Tuesday, June 28, 2011

Code for interview

If we hire a software engineer in the company I work for, we always want to see some code of the applicant. This can be some part of an open source project the applicant is contributing, something from a course the person attends (in case of graduates) or they solve a short task we tell them.
I always find it extremely enlightening to see how people code because it tells you a lot about the way they think and work. Most of the time I am crestfallen however, about the quality of the code presented. So here is my list of things I look for in such code:
  • Short and concise. Don't try to show how much complexity you can handle, instead demonstrate that you avoid it as much as reasonably possible. Remove unneeded lines of code.
    If you are using code from an open source project, pick a single good source file which demonstrates how smart you are. Make it easy to access that file (e.g. send it by e-mail, don't tell the employer to download the latest 1.5 GB tarball and look for your name in the version history...).
  • Good names. Classes, methods, variables should have names that are as short as possible but telling.
  • Avoid gotos. All Gotos. Write your methods so that they are Dijkstra-Diagrams. Code is much easier to read if all the methods are exited at the last line of code. This means to avoid things like return-statements in the middle of the method, breaks in loops, fallthrough case-statements.
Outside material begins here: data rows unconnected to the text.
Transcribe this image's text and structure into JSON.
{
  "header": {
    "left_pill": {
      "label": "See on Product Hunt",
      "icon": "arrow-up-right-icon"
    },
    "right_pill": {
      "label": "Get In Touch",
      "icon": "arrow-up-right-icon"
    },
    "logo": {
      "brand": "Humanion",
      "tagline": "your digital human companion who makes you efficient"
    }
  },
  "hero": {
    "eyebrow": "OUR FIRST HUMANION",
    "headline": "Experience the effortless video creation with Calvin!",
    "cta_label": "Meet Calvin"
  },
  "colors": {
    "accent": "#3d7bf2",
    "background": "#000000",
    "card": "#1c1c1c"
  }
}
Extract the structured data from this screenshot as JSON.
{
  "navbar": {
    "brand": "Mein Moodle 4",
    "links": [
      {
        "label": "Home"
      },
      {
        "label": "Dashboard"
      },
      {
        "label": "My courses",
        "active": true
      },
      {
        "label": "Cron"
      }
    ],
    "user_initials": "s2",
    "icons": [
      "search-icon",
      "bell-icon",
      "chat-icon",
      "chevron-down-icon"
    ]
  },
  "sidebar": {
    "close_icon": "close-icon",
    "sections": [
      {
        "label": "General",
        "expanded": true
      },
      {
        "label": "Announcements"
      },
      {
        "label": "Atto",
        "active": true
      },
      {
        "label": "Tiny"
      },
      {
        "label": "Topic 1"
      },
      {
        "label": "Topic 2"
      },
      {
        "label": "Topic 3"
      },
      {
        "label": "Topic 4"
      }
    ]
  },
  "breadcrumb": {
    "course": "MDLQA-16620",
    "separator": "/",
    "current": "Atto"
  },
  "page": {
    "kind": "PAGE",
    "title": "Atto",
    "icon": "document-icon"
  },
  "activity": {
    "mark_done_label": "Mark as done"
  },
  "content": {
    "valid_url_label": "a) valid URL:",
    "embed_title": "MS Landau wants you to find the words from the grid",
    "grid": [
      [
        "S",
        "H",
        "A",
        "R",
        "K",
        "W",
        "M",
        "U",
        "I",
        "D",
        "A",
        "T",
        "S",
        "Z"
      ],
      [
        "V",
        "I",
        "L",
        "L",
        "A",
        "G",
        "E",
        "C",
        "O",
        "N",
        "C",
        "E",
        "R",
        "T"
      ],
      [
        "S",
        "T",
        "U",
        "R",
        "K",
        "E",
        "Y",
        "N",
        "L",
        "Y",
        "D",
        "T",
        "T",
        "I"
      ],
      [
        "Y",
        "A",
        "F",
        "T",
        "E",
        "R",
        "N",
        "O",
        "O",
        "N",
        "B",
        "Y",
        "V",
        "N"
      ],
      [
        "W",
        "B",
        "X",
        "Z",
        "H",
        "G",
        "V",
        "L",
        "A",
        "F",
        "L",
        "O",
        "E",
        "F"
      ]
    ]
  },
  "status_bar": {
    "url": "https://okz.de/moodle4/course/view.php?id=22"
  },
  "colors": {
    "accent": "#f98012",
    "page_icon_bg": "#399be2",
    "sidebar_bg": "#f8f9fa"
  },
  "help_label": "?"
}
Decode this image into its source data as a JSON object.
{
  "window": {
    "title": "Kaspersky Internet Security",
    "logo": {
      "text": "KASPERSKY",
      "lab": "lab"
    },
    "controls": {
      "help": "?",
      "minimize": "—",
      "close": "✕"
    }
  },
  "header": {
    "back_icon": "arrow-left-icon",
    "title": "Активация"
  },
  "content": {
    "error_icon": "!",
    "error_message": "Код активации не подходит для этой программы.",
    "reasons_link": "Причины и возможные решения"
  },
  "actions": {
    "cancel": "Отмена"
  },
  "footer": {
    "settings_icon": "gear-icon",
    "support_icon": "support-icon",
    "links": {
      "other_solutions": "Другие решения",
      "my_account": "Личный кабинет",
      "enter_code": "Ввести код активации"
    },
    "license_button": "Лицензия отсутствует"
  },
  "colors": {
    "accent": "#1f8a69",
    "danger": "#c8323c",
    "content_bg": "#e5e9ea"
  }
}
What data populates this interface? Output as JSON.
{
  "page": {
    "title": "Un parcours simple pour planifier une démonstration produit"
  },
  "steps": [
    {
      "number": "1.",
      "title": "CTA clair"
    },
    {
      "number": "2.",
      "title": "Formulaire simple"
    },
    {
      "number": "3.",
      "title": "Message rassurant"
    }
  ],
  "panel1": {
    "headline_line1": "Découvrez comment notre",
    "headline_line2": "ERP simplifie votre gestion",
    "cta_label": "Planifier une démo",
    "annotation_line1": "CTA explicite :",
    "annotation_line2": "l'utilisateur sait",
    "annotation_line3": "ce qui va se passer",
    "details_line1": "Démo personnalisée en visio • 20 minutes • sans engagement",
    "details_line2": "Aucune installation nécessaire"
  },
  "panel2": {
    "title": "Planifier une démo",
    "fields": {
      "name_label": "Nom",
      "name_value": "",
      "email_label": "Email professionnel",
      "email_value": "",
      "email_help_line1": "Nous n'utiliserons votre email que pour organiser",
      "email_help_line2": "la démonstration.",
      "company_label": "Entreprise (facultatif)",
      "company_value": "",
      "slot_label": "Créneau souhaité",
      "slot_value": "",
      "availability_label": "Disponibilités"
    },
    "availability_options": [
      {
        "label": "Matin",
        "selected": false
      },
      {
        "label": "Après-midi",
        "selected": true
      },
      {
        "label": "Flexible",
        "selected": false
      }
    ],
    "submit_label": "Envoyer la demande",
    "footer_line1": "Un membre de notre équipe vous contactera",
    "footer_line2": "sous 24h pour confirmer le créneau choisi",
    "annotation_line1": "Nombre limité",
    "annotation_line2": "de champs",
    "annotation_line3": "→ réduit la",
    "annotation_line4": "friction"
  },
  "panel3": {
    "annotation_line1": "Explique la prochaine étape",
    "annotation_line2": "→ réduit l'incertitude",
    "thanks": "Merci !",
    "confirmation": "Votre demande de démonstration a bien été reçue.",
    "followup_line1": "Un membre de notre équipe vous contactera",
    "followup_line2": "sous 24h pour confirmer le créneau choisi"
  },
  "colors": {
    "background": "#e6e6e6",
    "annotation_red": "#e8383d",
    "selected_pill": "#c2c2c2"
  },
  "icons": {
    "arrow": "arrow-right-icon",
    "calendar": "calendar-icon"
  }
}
    Even exceptions are a kind of goto but you cannot usually avoid them, as they are given by the environment.
  • Don't comment what is obvious from the code. Some applicants try to demonstrate how well they are documenting their code by writing things like this:
    x = x + 1; // increase x by 1
    or
    /** Get name. */
    void String getName() {
      if (name == null) {
        name = createName();
      }
      return name;
    }
    In the first case, just remove the comment. In the second one could better comment that the method creates the name, if this has not yet happened. But it would be better yet to call that method getOrCreateName() because that would be a more fitting name.
  • Avoid long methods. If one of your method is longer than 20 lines you can possible split it up. Depending on the situation you can do so by inserting "section comments" or introducing helper methods. Using helper methods is usually the better method as it fosters reuse.